Comprendre l’architecture hostile : cause et effet de la restriction de l’espace public Dispositif installé sur le perron d’un immeuble de Marseille. Les boulons dissuadent les personnes de s’installer devant la porte. – Source : The Neighborhood Design Center

L’architecture hostile, également connue sous le nom d’architecture défensive ou de design d’exclusion, est une stratégie d’aménagement urbain dans laquelle les espaces et les structures publics sont utilisés pour empêcher certaines activités ou restreindre l’utilisation de ces lieux par certaines personnes.

Bon nombre de ces éléments de conception restrictifs ont visé les personnes sans domicile, et le conflit qui en a résulté a de plus en plus attiré l’attention des médias. The Neighborhood Design Center (NDC), un groupe multidisciplinaire du Maryland (architectes, urbanistes, designers sociaux, organisateurs communautaires) propose un dossier étoffé du contexte américain.

Mobilier urbain conçu pour empêcher les personnes de s’allonger. – Source : The Neighborhood Design Center

 

À Portland, dans l’Oregon, des supports à vélos et des bacs à fleurs stratégiquement placés bordent les trottoirs pour empêcher les itinérants de camper ou de se reposer dans ces espaces. À New York, des architectes se sont vu refuser l’autorisation de rétrécir le vestibule d’un bâtiment historique appartenant désormais à Tom Ford, afin de rendre l’immeuble « moins susceptible d’être occupé » par des personnes non logées. Dans le Connecticut, le projet de loi 6400 de la Chambre des représentants a été introduit pour interdire toute architecture hostile dans les espaces publics.

Pourtant, si l’architecture hostile est aujourd’hui principalement axée sur les controverses concernant les personnes sans domicile, ces éléments de conception sont ancrés dans des inégalités historiques et ont été mis en œuvre mondialement dans tous les domaines, de l’aménagement paysager à la planification des rues. Les idéaux qui sous-tendent cette pratique renforcent insidieusement la ségrégation, le désinvestissement et l’inégalité dans le paysage américain.

« Dans de nombreuses communautés où le Neighborhood Design Center travaille, les vestiges d’interventions antérieures hostiles laissent des espaces publics dépourvus d’une vie publique saine et dynamique, observe Briony Hynson, directrice adjointe chez NDC. Bien que chaque communauté présente une combinaison différente de facteurs, nous constatons à maintes reprises les effets négatifs à long terme de la conception visant à exclure. »

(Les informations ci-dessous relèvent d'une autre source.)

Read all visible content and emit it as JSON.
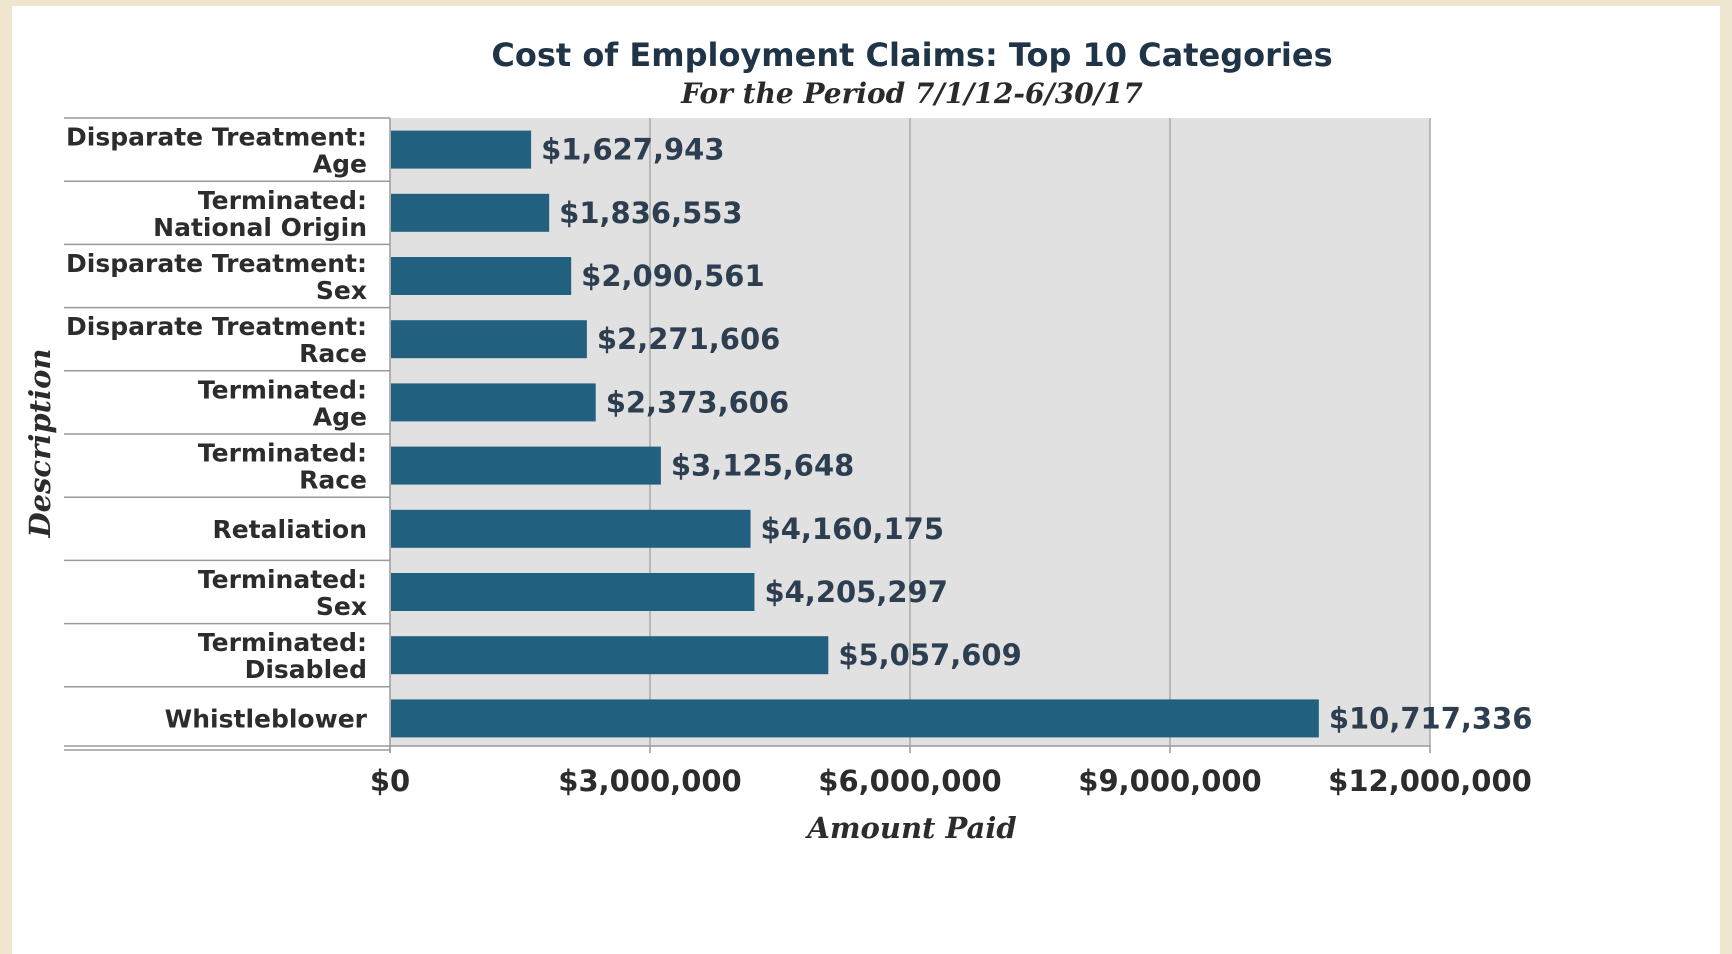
{
  "chart_data": {
    "type": "bar",
    "orientation": "horizontal",
    "title": "Cost of Employment Claims: Top 10 Categories",
    "subtitle": "For the Period 7/1/12-6/30/17",
    "xlabel": "Amount Paid",
    "ylabel": "Description",
    "xlim": [
      0,
      12000000
    ],
    "x_ticks": [
      0,
      3000000,
      6000000,
      9000000,
      12000000
    ],
    "x_tick_labels": [
      "$0",
      "$3,000,000",
      "$6,000,000",
      "$9,000,000",
      "$12,000,000"
    ],
    "grid": "vertical",
    "categories": [
      [
        "Disparate Treatment:",
        "Age"
      ],
      [
        "Terminated:",
        "National Origin"
      ],
      [
        "Disparate Treatment:",
        "Sex"
      ],
      [
        "Disparate Treatment:",
        "Race"
      ],
      [
        "Terminated:",
        "Age"
      ],
      [
        "Terminated:",
        "Race"
      ],
      [
        "Retaliation"
      ],
      [
        "Terminated:",
        "Sex"
      ],
      [
        "Terminated:",
        "Disabled"
      ],
      [
        "Whistleblower"
      ]
    ],
    "values": [
      1627943,
      1836553,
      2090561,
      2271606,
      2373606,
      3125648,
      4160175,
      4205297,
      5057609,
      10717336
    ],
    "value_labels": [
      "$1,627,943",
      "$1,836,553",
      "$2,090,561",
      "$2,271,606",
      "$2,373,606",
      "$3,125,648",
      "$4,160,175",
      "$4,205,297",
      "$5,057,609",
      "$10,717,336"
    ],
    "colors": {
      "bar": "#22607f",
      "plot_bg": "#e1e1e1",
      "grid": "#a9a9a9",
      "text": "#2c2c2c"
    }
  }
}
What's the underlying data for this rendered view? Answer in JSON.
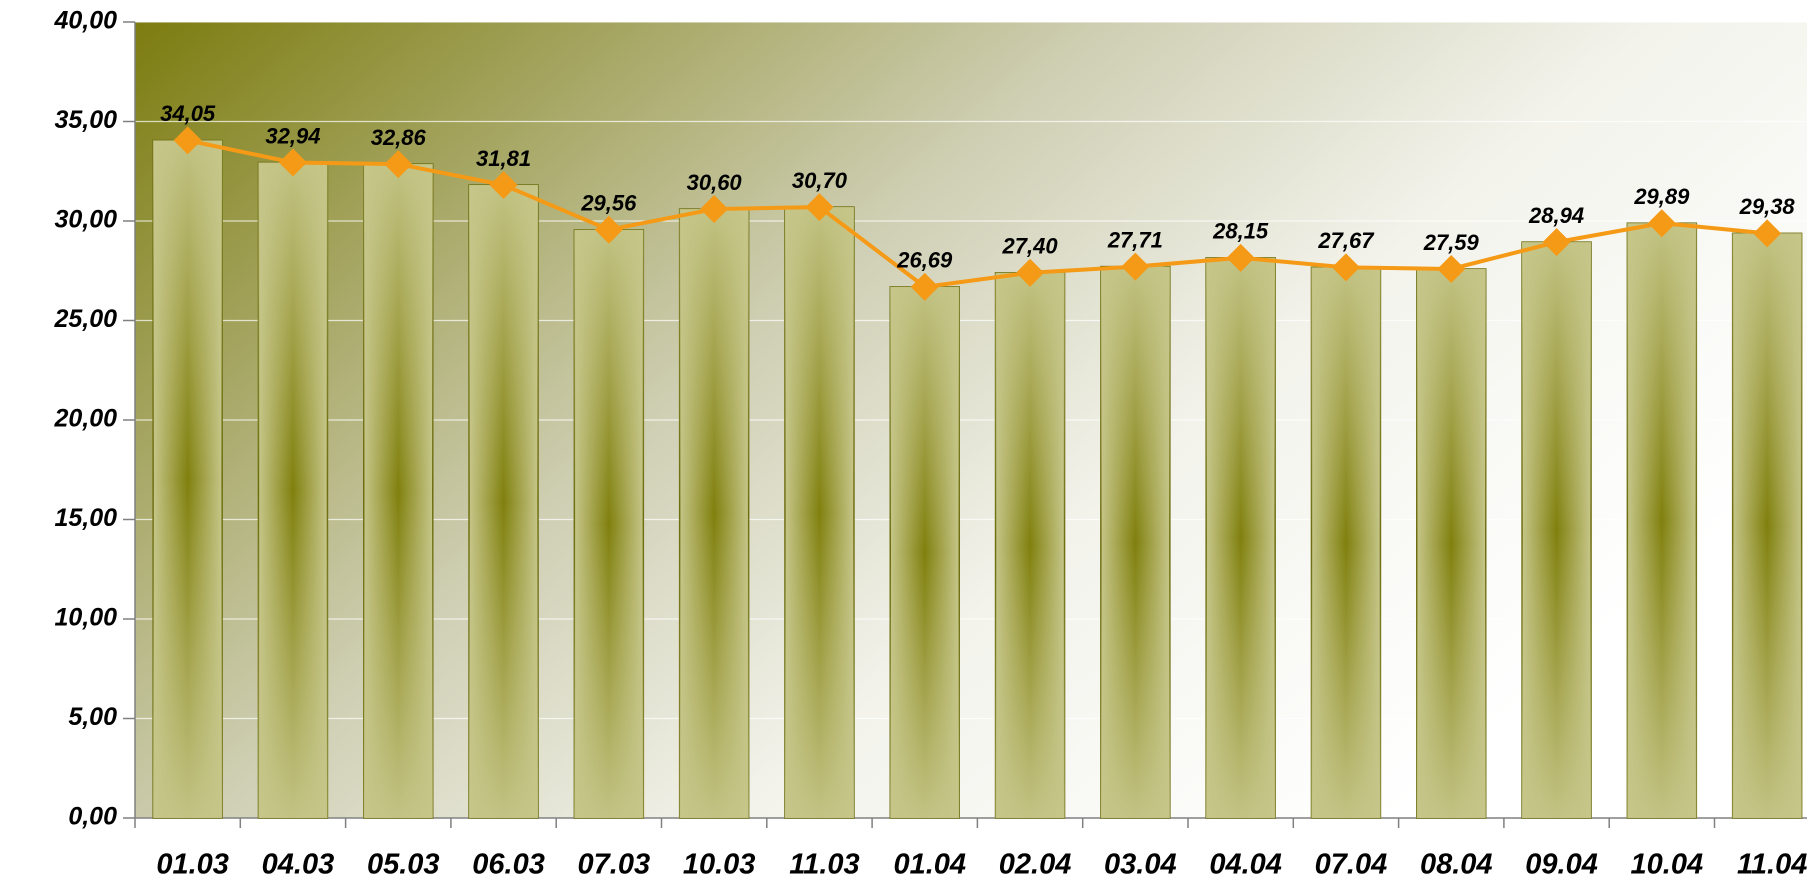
{
  "chart_data": {
    "type": "bar",
    "overlay_type": "line",
    "categories": [
      "01.03",
      "04.03",
      "05.03",
      "06.03",
      "07.03",
      "10.03",
      "11.03",
      "01.04",
      "02.04",
      "03.04",
      "04.04",
      "07.04",
      "08.04",
      "09.04",
      "10.04",
      "11.04"
    ],
    "values": [
      34.05,
      32.94,
      32.86,
      31.81,
      29.56,
      30.6,
      30.7,
      26.69,
      27.4,
      27.71,
      28.15,
      27.67,
      27.59,
      28.94,
      29.89,
      29.38
    ],
    "value_labels": [
      "34,05",
      "32,94",
      "32,86",
      "31,81",
      "29,56",
      "30,60",
      "30,70",
      "26,69",
      "27,40",
      "27,71",
      "28,15",
      "27,67",
      "27,59",
      "28,94",
      "29,89",
      "29,38"
    ],
    "color": "#c6c68a",
    "line_color": "#f59a16",
    "ylim": [
      0,
      40
    ],
    "yticks": [
      {
        "value": 0,
        "label": "0,00"
      },
      {
        "value": 5,
        "label": "5,00"
      },
      {
        "value": 10,
        "label": "10,00"
      },
      {
        "value": 15,
        "label": "15,00"
      },
      {
        "value": 20,
        "label": "20,00"
      },
      {
        "value": 25,
        "label": "25,00"
      },
      {
        "value": 30,
        "label": "30,00"
      },
      {
        "value": 35,
        "label": "35,00"
      },
      {
        "value": 40,
        "label": "40,00"
      }
    ],
    "grid": true
  }
}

Pointes de sol à Shoreditch, Londres, conçues pour empêcher les sans-abris de dormir à même le sol. – Source : The Neighborhood Design Center

 

Cette pratique a laissé sa marque dans des villes du monde entier et est enracinée dans des inégalités historiques, favorisant la ségrégation et le désinvestissement dans le paysage mondial. L’architecture hostile n’est pas seulement superficielle, elle est systémique.

Si les effets néfastes de la conception excluante ont une longue portée, des organisations comme le NDC et d’autres reconnaissent à la fois la profondeur des défis posés par ces pratiques et l’impératif d’entreprendre un changement.

L’entrée du métro de Court Square, Long Island City, Queens. Des pointes sont disposées le long de la plate-forme pour empêcher les gens de s’asseoir. – Source : The Neighborhood Design Center

 

Au Québec, si la situation de l’architecture hostile est peu documentée, peu d’études existent sur le sujet, on observe plusieurs stratégies pour chasser les itinérants de certains quartiers. Dans un texte d’Impact Campus (mars 2020), Bruno Demers, directeur général d’Architecture Sans Frontières, explique l’apparition de l’architecture hostile dirigée vers les sans-abris par la présence de trois imaginaires, formulés par Michel Parazelli, postdoctorant en sociologie urbaine et professeur à l’UQAM : « l’imaginaire salutaire », « l’imaginaire démocratique » et « l’imaginaire écosanitaire ».

Des pierres, un choix pour contrer l’installation de campements. – Source : The Neighborhood Design Center

 

Du côté français, l’agence [S]CITY, une équipe d’experts en urbanisme, en architecture et en sciences cognitives pose aussi un regard critique sur les dynamiques de l’exclusion sociospatiale.